Government support for green business is great, but government should avoid making really large bets on companies that are far out of proportion to what the original investors themselves are putting into the ventures. And the U.S, government, these days, is making a lot of those risky bets.
Take the $110 million in regional, state and federal incentives granted to SAGE Electrochromics, a manufacturer of so-called "smart windows." The technology turns windows dark at the flick of a switch, allowing buildings to block out heat and save on electricity for air conditioning. While the incentives, which includes $72 million in loan guarantees fro the U.S. Department of Energy, will help the company build a manufacturing facility in Minnesota, the government is choosing a particular approach to darkening windows that may or may not prove commercially viable on a large scale. Currently the windows are primarily used in luxury residences.
The government subsidies become problematic when they compete with alternative approaches to the same technology. Such alternatives are popping up across the country including here in Seattle. Vitriosic, for example, has developed a technology that it plans to license to glass manufacturers that will allow large glass companies to build smart windows at a fraction of SAGE's costs. Yet companies like Vitriosic will have a tougher time succeeding because of the subsidies that SAGE is receiving.
Another example is the $465 million in U.S. government loans and loan guarantees that have been granted to Tesla, the tiny electric car start-up. There changes of failure are incredibly high. It's hard to imagine Tesla outcompeting over the longterm against the likes of GM, Geely in China and Nissan in Japan. And while the downside risk is high, the upside opportunity is limited. The company would have to be an overwhelming success to bring a strong return in terms of environmental impacts.

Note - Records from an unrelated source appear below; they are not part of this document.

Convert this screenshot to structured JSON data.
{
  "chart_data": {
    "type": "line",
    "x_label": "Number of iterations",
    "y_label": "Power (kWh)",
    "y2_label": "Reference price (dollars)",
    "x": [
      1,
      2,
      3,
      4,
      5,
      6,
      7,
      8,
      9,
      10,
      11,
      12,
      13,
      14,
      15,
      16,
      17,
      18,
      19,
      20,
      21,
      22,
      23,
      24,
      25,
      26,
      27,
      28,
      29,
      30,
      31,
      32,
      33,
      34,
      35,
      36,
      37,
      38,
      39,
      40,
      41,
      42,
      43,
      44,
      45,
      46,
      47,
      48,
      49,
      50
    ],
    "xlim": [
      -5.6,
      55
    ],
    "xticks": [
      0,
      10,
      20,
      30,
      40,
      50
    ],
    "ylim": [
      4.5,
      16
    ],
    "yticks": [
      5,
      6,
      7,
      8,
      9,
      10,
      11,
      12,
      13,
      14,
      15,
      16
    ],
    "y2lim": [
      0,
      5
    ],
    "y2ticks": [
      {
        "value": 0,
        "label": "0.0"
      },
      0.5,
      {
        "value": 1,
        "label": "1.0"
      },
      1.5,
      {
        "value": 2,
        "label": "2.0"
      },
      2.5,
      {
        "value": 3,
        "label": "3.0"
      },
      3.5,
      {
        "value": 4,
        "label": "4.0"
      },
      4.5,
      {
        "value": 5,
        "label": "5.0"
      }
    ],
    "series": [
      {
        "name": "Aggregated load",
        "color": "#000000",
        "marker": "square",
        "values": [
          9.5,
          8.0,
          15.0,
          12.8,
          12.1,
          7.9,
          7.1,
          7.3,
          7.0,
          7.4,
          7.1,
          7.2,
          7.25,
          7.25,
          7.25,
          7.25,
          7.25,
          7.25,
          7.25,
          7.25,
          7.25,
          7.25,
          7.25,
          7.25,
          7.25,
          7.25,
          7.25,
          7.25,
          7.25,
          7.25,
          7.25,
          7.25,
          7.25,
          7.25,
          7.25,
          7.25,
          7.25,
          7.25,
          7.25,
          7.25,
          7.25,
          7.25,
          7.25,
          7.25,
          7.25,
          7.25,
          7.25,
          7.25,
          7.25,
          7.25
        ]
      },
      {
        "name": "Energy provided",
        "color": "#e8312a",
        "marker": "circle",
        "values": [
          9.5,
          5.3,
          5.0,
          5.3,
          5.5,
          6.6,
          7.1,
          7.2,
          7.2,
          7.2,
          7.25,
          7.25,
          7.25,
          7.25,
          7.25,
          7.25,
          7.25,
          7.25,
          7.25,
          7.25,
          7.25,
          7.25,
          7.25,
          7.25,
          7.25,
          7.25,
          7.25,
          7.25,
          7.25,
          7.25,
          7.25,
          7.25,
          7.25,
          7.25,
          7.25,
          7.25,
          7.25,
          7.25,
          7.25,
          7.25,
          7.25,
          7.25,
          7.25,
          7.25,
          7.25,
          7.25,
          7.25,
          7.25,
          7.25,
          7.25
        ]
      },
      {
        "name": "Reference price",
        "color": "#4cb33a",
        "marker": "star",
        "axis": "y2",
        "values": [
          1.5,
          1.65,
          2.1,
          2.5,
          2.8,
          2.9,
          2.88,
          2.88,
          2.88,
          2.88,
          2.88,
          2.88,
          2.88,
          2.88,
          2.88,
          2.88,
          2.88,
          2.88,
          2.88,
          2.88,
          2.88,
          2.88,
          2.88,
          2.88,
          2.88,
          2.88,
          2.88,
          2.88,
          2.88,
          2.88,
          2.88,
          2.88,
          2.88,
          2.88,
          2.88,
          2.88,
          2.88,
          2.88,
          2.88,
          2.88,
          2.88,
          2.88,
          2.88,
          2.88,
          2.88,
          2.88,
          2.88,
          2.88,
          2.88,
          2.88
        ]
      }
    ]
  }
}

I don't agree with a recent economist article that trashes all industrial policy. There have been successful cases of industrial policy in Japan, Korea and China. Examples would be machine tools in Japan and semiconductors in Korea and many sectors in China. But to be effective, these policies have to be carefully crafted. Experience suggests governments should support a range of technologies and companies rather than focusing too heavily on a single company in a particular sector. And typically the investments should be relatively small relatively to the total investments being made by the company's founders. That's how Washington Technology Center is approaching the issue. In the case of Tesla, the U.S. government stand to lose half a billion if the company collapses. As one writer points out, Tesla could well be the next DeLorean: a well-hyped, overpriced car that does more to fuel the imagination than change the industry. And just as with the DeLorean, the U.S. taxpayer will end up paying the bill.